In Advent, what do you wait for?  Do you wait for reconciliation from a bitter family quarrel?  He comes in perfect humility reconciling the world by His blood.  Do you wait for an age-old grudge between friends to end in peace?  He comes holding no grudge against you who Hated him most of all.  Do you wait for test results from an oncologist or a good diagnosis from the doctor?  He comes as your Great Physician of body and soul.  Do you join creation in its groaning and yearning?  Behold, He comes to make all things new.  Do you wait with the heavy burden of your sin?  He drowns your sorrows in the font and clothes you in His wedding garments. 

Rejoice, greatly O, daughter of Zion. Jesus’ Advent is for you.  Behold, your King comes, righteous and having salvation.  Jesus comes into our world robed in the same flesh and bones as us, into your sin, into your death; to fulfill the Word of the Lord that came to Moses – go up to the mountain and die.   He goes there for Moses.  He goes there for you.   Moses waited.  You wait.  But you do not wait alone.  One moment Moses is lying in his grave on Mt. Nebo and the next he is talking with Jesus and Elijah on the mountain of transfiguration.  One moment our Lord tells Moses to wait in hope of the promise, the next He sends His angels to a hillside where lowly shepherds watch their flocks by night. 
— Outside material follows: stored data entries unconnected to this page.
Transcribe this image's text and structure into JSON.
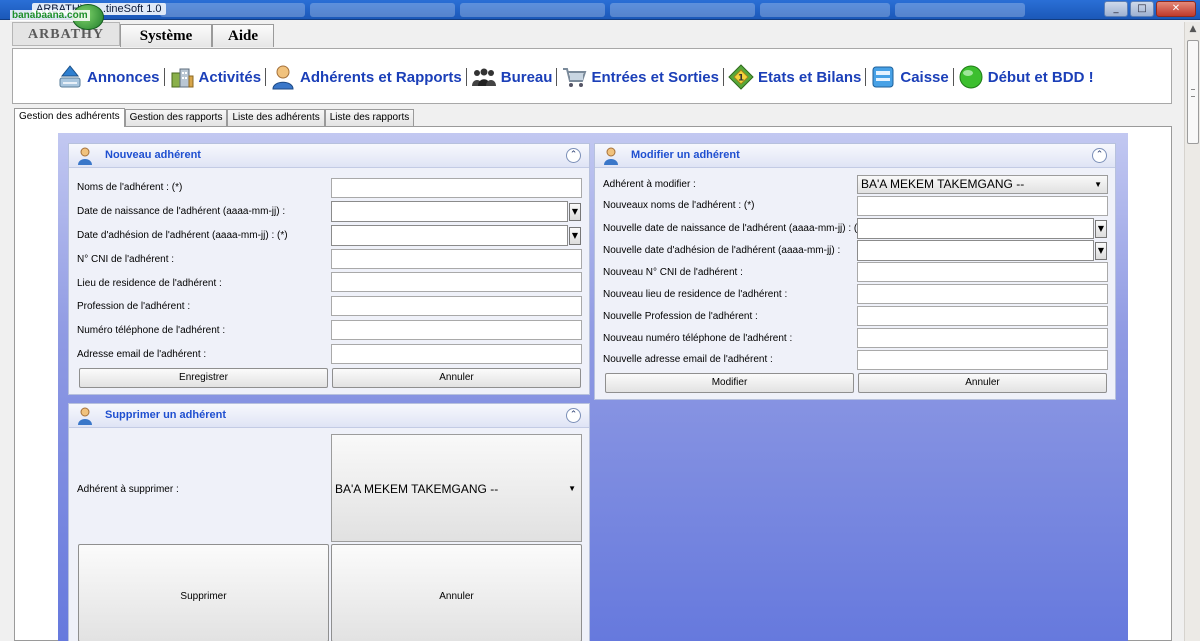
{
  "window": {
    "title": "ARBATHY - ...tineSoft 1.0",
    "controls": [
      "_",
      "□",
      "✕"
    ]
  },
  "watermark": {
    "text": "banabaana.com"
  },
  "menu": {
    "app_name": "ARBATHY",
    "items": [
      "Système",
      "Aide"
    ]
  },
  "toolbar": {
    "items": [
      {
        "label": "Annonces",
        "icon": "announcements-icon"
      },
      {
        "label": "Activités",
        "icon": "activities-icon"
      },
      {
        "label": "Adhérents et Rapports",
        "icon": "members-icon"
      },
      {
        "label": "Bureau",
        "icon": "office-icon"
      },
      {
        "label": "Entrées et Sorties",
        "icon": "cart-icon"
      },
      {
        "label": "Etats et Bilans",
        "icon": "reports-icon"
      },
      {
        "label": "Caisse",
        "icon": "cash-register-icon"
      },
      {
        "label": "Début et BDD !",
        "icon": "database-icon"
      }
    ],
    "separator": "|"
  },
  "tabs": [
    {
      "label": "Gestion des adhérents",
      "active": true
    },
    {
      "label": "Gestion des rapports",
      "active": false
    },
    {
      "label": "Liste des adhérents",
      "active": false
    },
    {
      "label": "Liste des rapports",
      "active": false
    }
  ],
  "new_member": {
    "title": "Nouveau adhérent",
    "collapse": "⌃",
    "fields": [
      "Noms de l'adhérent : (*)",
      "Date de naissance de l'adhérent (aaaa-mm-jj) :",
      "Date d'adhésion de l'adhérent (aaaa-mm-jj) : (*)",
      "N° CNI de l'adhérent :",
      "Lieu de residence de l'adhérent :",
      "Profession de l'adhérent :",
      "Numéro téléphone de l'adhérent :",
      "Adresse email de l'adhérent :"
    ],
    "save": "Enregistrer",
    "cancel": "Annuler"
  },
  "modify_member": {
    "title": "Modifier un adhérent",
    "collapse": "⌃",
    "select_label": "Adhérent à modifier :",
    "select_value": "BA'A MEKEM TAKEMGANG --",
    "fields": [
      "Nouveaux noms de l'adhérent : (*)",
      "Nouvelle date de naissance de l'adhérent (aaaa-mm-jj) : (*)",
      "Nouvelle date d'adhésion de l'adhérent  (aaaa-mm-jj) :",
      "Nouveau N° CNI de l'adhérent :",
      "Nouveau lieu de residence de l'adhérent :",
      "Nouvelle Profession de l'adhérent :",
      "Nouveau numéro téléphone de l'adhérent :",
      "Nouvelle adresse email de l'adhérent :"
    ],
    "modify": "Modifier",
    "cancel": "Annuler"
  },
  "delete_member": {
    "title": "Supprimer un adhérent",
    "collapse": "⌃",
    "select_label": "Adhérent à supprimer :",
    "select_value": "BA'A MEKEM TAKEMGANG --",
    "delete": "Supprimer",
    "cancel": "Annuler"
  },
  "colors": {
    "accent": "#1b3fb8",
    "panel_title": "#1f4fd0",
    "content_bg": "#6679dd"
  }
}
Our Lord brings you, just as He did Moses, from Mt. Sinai to Mt. Nebo and from the mount of Transfiguration to the mount of death…but not your death.  Not on that mountain.  No, that is where Jesus goes up to die and where you are given life.  That is where nails, spear shall pierce Him through, the cross He borne for me, for you. For you – God’s chosen Israel – Jesus repeats and completes the life of Moses.  For you He obeys God’s Word.  For you He is patient and long-suffering.  For you He was born to die.  For you He will come again.
One day we will lie in our graves as Moses did and before you know how long you’ve slumbered, you will awake to the sound of a new and greater Glory to God in the Highest; you will sing in heaven the song you join the saints here on bended knee: Holy, Holy, Holy Lord God of Sabaoth, Heaven and Earth are full of your glory. 
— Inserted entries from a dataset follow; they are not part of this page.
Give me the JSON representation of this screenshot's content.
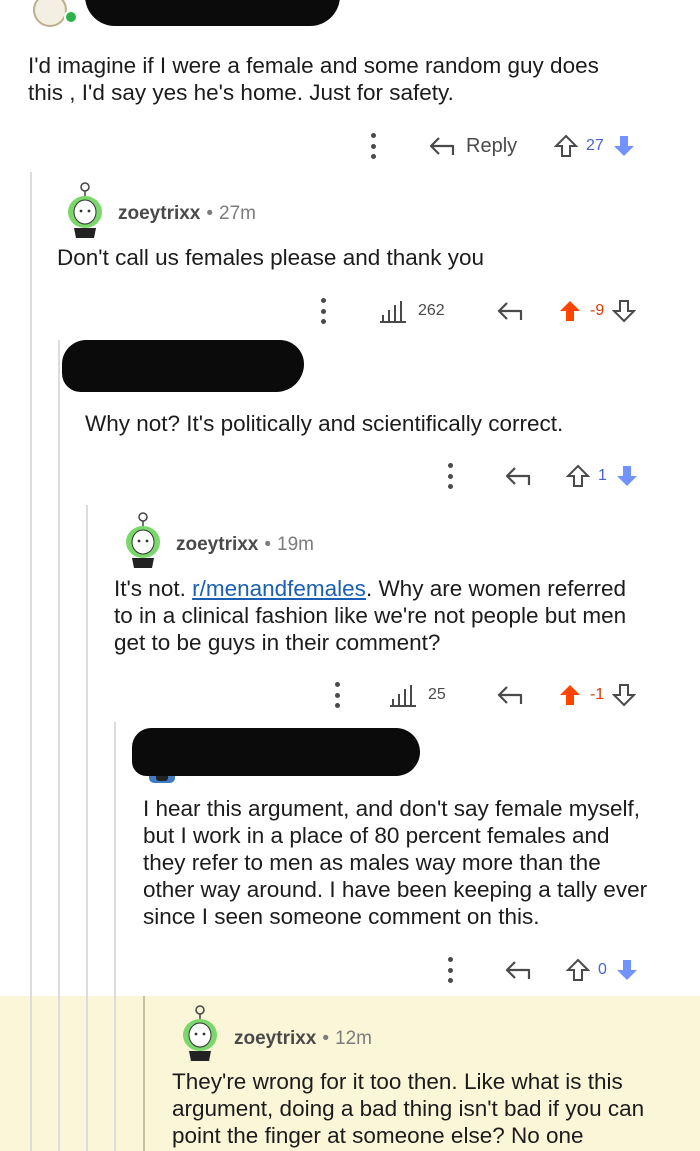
{
  "comments": [
    {
      "body": "I'd imagine if I were a female and some random guy does\nthis , I'd say yes he's home. Just for safety.",
      "reply_label": "Reply",
      "score": "27"
    },
    {
      "username": "zoeytrixx",
      "age": "27m",
      "body": "Don't call us females please and thank you",
      "views": "262",
      "score": "-9"
    },
    {
      "body": "Why not? It's politically and scientifically correct.",
      "score": "1"
    },
    {
      "username": "zoeytrixx",
      "age": "19m",
      "body_pre": "It's not. ",
      "link": "r/menandfemales",
      "body_post": ". Why are women referred\nto in a clinical fashion like we're not people but men\nget to be guys in their comment?",
      "views": "25",
      "score": "-1"
    },
    {
      "body": "I hear this argument, and don't say female myself,\nbut I work in a place of 80 percent females and\nthey refer to men as males way more than the\nother way around. I have been keeping a tally ever\nsince I seen someone comment on this.",
      "score": "0"
    },
    {
      "username": "zoeytrixx",
      "age": "12m",
      "body": "They're wrong for it too then. Like what is this\nargument, doing a bad thing isn't bad if you can\npoint the finger at someone else? No one"
    }
  ],
  "dot_separator": "•",
  "colors": {
    "upvote_active": "#ff4500",
    "downvote_active": "#7193ff",
    "icon_gray": "#7c7c7c",
    "highlight_bg": "#fbf6d8",
    "link": "#1a5fb4"
  },
  "icons": [
    "kebab-menu-icon",
    "reply-arrow-icon",
    "upvote-arrow-icon",
    "downvote-arrow-icon",
    "bar-chart-icon",
    "snoo-avatar-icon"
  ]
}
In the midst of our Advent waiting, Christ comes.  The night is far gone.  The Day is at hand.  Behold I stand at the door.  The Bridegroom calls us, “come to the wedding feast.  Come, eat, drink and be merry.”  Feast on Christ, the Christmass Lamb caught in the thicket of the cross; His flesh is your Promised Land, and His veins are coursing with the milk and honey of blood shed for the forgiveness of sins.  Waiting Over.  Promise Fulfilled. 

In the Name of Jesus + Amen.

NB: The theme (waiting and fulfillment) for this midweek sermon came from a Dietrich Bonhoeffer sermon preached in Havana, Cuba on the 4th Sunday in Advent, December 1930.  The two quotations also came from a Bonhoeffer sermon preached on the first Sunday of Advent in Barcelona, Spain in 1928 on Revelation 3:20.